A Microbial Platform for Recyclable Plastics with Customizable Properties

Abstract Plastics have played a crucial role in shaping the modern era. However, they are produced almost exclusively from non-renewable feedstocks and face considerable challenges in recycling, especially crosslinked polymers used in consumer electronics, building materials, automotive parts, and aerospace composites1–3. Here, we integrate computational materials design, polymer chemistry, synthetic biology, and systems analysis into a workflow to accelerate the design of biorenewable polydiketoenamines (bioPDKs) with tailored properties and circularity through molecular engineering of their monomers, which are derived from β-keto-δ-lactones (BKDLs).
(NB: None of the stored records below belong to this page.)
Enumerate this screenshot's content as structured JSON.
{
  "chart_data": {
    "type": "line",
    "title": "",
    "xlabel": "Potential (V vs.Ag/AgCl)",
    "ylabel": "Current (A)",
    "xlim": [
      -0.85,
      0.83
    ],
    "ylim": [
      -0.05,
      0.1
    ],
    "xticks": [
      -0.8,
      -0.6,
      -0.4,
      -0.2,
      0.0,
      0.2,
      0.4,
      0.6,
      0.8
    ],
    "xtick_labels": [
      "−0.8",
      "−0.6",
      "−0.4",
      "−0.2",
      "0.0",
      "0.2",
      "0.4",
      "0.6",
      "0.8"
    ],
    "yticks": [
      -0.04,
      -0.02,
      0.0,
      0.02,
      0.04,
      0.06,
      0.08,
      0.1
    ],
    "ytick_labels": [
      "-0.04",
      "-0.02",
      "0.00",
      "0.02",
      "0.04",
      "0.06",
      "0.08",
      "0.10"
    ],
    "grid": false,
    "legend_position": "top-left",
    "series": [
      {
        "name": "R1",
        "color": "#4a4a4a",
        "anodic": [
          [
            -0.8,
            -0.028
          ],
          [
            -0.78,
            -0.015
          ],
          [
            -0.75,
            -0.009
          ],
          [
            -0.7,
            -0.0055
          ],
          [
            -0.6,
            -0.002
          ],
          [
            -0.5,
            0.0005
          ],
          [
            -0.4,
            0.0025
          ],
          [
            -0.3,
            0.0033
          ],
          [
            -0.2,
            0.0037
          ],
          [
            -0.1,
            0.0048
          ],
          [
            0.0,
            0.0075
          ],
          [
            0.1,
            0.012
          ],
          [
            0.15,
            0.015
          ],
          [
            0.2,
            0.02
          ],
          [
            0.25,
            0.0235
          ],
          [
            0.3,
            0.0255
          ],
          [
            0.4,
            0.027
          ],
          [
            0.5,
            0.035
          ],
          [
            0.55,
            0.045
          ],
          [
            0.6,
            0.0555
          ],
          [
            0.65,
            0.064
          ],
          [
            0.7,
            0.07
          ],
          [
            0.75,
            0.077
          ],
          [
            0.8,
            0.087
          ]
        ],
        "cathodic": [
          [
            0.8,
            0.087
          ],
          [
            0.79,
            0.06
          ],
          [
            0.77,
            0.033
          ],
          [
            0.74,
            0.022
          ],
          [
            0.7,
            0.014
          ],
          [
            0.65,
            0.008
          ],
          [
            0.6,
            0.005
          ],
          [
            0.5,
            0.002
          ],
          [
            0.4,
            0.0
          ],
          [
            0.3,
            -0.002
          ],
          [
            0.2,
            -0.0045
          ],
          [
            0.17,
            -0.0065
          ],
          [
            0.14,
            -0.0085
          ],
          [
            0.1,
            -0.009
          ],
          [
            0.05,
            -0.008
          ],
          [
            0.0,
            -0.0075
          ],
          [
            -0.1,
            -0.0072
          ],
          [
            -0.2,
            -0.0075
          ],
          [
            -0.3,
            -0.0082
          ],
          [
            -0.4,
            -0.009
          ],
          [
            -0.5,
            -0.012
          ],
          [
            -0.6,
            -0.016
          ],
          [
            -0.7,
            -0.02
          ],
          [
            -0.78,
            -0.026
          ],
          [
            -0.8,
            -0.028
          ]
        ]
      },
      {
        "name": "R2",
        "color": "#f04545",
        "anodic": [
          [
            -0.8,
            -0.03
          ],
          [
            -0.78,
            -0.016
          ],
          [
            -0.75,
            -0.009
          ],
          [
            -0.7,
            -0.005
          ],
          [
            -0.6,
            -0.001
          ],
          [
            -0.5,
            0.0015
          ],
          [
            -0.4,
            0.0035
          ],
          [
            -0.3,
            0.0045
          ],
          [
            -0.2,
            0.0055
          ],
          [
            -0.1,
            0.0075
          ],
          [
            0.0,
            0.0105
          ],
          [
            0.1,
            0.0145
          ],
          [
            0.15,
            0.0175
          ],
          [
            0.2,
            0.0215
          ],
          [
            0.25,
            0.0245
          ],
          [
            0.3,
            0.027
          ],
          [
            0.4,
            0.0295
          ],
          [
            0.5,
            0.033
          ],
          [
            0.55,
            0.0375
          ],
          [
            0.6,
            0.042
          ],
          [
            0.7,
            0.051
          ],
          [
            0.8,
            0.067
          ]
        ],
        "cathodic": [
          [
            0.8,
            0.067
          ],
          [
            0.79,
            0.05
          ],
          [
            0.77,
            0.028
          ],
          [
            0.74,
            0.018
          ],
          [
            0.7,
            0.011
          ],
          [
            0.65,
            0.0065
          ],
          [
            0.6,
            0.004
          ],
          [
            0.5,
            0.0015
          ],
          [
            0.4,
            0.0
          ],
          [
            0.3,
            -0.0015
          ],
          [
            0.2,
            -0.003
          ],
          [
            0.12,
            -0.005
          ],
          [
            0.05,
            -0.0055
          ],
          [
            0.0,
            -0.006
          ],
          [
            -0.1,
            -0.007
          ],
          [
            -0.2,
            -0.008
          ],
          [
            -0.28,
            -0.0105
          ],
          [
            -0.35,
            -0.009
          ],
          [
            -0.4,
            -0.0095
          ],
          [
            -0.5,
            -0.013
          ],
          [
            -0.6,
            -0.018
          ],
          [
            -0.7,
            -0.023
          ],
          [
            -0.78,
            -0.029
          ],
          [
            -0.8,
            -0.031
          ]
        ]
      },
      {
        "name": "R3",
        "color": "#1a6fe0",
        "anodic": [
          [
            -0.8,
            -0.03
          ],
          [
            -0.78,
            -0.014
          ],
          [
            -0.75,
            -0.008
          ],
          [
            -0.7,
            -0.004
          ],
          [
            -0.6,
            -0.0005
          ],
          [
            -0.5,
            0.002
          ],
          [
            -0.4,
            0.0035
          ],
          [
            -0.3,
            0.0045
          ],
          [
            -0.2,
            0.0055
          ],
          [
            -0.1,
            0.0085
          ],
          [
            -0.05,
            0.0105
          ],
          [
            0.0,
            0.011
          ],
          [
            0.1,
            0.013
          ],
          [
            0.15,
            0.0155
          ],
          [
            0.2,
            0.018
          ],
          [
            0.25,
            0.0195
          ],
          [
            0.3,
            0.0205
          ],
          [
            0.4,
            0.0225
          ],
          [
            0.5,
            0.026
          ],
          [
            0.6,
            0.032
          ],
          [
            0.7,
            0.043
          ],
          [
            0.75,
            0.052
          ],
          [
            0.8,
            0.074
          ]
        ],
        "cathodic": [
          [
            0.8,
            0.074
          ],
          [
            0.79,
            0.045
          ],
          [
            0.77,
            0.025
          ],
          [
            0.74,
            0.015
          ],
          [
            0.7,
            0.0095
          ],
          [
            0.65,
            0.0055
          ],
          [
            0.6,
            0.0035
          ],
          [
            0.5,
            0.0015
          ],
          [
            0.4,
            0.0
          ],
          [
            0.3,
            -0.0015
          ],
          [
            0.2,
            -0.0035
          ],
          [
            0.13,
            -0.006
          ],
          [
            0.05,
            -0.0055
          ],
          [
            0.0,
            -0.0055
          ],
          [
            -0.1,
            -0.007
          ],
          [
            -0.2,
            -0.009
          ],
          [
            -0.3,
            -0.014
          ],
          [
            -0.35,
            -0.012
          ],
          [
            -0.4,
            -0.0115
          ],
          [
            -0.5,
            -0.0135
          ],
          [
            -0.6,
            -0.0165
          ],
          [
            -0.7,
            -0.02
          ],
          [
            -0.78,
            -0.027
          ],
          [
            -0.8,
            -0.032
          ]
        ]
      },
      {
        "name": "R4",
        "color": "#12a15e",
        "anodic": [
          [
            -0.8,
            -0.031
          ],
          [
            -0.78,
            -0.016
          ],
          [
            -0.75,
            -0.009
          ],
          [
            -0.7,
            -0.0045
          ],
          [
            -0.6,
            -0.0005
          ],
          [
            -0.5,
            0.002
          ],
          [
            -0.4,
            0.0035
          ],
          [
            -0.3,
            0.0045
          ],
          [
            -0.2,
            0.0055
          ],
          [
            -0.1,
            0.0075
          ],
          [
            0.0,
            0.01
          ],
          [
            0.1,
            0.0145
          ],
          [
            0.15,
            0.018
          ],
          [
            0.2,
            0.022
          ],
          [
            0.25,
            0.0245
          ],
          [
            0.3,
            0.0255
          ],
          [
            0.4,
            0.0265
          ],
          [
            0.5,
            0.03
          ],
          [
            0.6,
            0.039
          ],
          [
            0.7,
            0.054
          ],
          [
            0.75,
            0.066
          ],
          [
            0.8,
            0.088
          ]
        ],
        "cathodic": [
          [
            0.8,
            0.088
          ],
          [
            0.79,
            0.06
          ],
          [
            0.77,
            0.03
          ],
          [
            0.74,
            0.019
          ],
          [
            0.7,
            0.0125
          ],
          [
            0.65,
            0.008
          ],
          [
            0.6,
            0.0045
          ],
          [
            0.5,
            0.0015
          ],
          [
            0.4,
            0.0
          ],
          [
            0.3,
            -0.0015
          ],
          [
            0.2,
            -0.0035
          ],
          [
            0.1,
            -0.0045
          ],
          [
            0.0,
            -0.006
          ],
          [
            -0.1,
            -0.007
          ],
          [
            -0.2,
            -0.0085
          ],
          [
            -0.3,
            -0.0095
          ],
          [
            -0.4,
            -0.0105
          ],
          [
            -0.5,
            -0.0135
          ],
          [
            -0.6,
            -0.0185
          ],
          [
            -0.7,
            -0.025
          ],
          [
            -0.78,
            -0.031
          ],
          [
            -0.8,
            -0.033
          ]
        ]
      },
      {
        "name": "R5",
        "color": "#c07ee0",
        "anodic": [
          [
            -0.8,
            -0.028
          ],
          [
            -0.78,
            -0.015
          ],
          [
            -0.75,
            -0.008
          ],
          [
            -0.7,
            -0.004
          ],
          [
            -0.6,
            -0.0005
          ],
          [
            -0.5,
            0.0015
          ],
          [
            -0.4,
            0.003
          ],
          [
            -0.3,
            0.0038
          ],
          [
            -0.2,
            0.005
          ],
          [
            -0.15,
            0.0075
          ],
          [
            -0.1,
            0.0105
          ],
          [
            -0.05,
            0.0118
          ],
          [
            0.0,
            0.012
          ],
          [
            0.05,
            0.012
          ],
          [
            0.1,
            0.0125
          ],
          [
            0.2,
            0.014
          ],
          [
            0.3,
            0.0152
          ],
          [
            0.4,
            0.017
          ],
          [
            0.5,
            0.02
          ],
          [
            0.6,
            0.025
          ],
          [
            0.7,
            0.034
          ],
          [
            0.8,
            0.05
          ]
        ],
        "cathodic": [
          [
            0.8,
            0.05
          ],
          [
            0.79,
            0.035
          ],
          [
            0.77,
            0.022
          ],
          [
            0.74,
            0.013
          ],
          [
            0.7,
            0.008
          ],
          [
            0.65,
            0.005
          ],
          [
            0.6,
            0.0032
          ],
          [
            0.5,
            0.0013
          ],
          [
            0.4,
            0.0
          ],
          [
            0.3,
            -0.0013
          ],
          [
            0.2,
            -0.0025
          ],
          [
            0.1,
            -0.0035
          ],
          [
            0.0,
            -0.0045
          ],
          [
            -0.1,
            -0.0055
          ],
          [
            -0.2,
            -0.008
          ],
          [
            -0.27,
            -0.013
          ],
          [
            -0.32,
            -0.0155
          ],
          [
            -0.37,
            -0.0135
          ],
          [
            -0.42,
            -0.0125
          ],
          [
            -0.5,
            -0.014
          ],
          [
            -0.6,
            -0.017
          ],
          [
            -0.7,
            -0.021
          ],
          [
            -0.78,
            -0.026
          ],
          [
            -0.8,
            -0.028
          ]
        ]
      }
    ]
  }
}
Our approach leverages the modular assembly of hybrid polyketide synthases (PKSs) to enable the biosynthesis of BKDLs with diverse substituents at the γ- and δ-positions with defined stereochemistry. We exploit these features to tailor bioPDK hydrophobicity and depolymerization temperature in aqueous acid, which would be nearly impossible to do at scale using synthetic chemistry. In specific designs, we observe increases in bioPDK acidolysis above thresholds for comparable PDK materials derived from petrochemicals, which has implications for mixed-plastic and composite recycling, solvent and chemical resistance, and degradation.